Der Tagungsband ist der letzte einer von Andreas Tacke herausgegebenen Trilogie zur Kunst- und Kulturgeschichte des mitteldeutschen Raumes um 1500. Wie schon bei den ersten beiden Moritzburgtagungen in Halle a. d. Saale bildete auch bei der dritten, im Frühjahr 2006 abgehaltenen Veranstaltung der ehemalige Hausherr Kardinal Albrecht von Brandenburg (1490-1545) den Ausgangspunkt der Überlegungen. [1] Die der Welt zugewandte Lebensführung des Kirchenfürsten hatte seinerzeit die Kritik Martin Luthers provoziert. Der Reformator entlarvte das Zölibatsgebot als Heuchelei, beschimpfte Albrecht und andere im Konkubinat lebende Geistliche als unverfrorene "huren wirte" und forderte sie nachdrücklich auf, die Konsequenzen aus ihrem Verhalten zu ziehen und in den Stand der Ehe einzutreten. Durch die von reformatorischer Seite betriebene Moralisierung und Kriminalisierung des Konkubinats, das zu Beginn der Frühen Neuzeit im deutschsprachigen Raum weit verbreitet war, geriet die Organisation der Partnerschaft von Mann und Frau zum Politikum im Konfessionsstreit. Aus kunstgeschichtlicher Perspektive stünde unter anderem zu fragen, ob oder inwiefern Bildwerke und architektonische Strukturen beteiligt waren an diesem Diskurs über das Verhältnis der Geschlechter und des Glaubens.

Eine übergreifende Fragestellung dieser oder anderer Art liegt der Publikation jedoch nicht zugrunde. Wie schon die Tagung, so ist auch der daraus hervorgegangene Aufsatzband sehr heterogen. Das Material, vor allem aber die Interessen der einzelnen Autorinnen und Autoren sind allzu verschieden. Tacke spricht in seinem Vorwort - offenherzig und resignativ zugleich - von einem "Sammelband im herkömmlichen Sinn" (9) und versagt den Lesern eine orientierende Einleitung. Die als Anhang beigegebenen Zusammenfassungen in englischer und französischer Sprache machen das zum Teil wett und helfen bei der individuellen Lektüreauswahl aus den fünfzehn Einzelbeiträgen.

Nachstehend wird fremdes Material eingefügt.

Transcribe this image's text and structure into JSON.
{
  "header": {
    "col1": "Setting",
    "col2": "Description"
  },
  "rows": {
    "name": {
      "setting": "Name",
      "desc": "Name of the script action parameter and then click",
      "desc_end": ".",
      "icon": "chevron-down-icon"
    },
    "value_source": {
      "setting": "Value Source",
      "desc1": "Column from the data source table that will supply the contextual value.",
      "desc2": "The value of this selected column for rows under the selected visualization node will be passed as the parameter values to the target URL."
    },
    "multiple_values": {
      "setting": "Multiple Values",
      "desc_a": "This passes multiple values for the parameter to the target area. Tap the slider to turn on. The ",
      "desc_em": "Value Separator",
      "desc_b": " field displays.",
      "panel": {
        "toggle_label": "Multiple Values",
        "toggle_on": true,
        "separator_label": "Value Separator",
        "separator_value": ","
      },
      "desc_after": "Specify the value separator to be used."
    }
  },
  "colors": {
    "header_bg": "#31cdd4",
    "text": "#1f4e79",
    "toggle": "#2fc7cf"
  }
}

In der von dem Historiker Paul-Joachim Heinig vorgestellten "Konkubinatsanalyse für die geistlichen und weltlichen Fürsten" um 1500 wird deutlich, dass es eine Vielzahl struktureller Gründe für die Existenz und stillschweigende Akzeptanz nicht-ehelicher Partnerschaftsbeziehungen gab. Die Reformation änderte daran kaum etwas. Konkubinäre Arrangements wurden auch weiterhin toleriert, im "Mätressenwesen" des Barockzeitalters nach französischem Vorbild sogar zelebriert. In seinem luziden rechtshistorischen Beitrag zeigt Heiner Lück auf, dass das seit dem Zweiten Lateranskonzil von 1139 geltende Zölibatsgebot einer dieser strukturellen Gründe war (und womöglich auch weiterhin ist). Denn der im Konkubinat mit einer Frau lebende Geistliche, sei er Priester, Bischof oder Kardinal, entsprach dem kirchenrechtlichen Erfordernis der Nicht-Ehe. Dass es sich dabei in der Regel um eine sexuelle Beziehung handelte, provozierte zwar immer wieder kirchliche Reglementierungsversuche. Aber das Gebot der Nichtöffentlichkeit sicherte dem Klerikerkonkubinat eine Art von Toleranz und letztlich das Fortbestehen, ungeachtet der reformatorischen Kritik. Das sich aus diesem Gebot ergebende Quellenproblem liegt auf der Hand.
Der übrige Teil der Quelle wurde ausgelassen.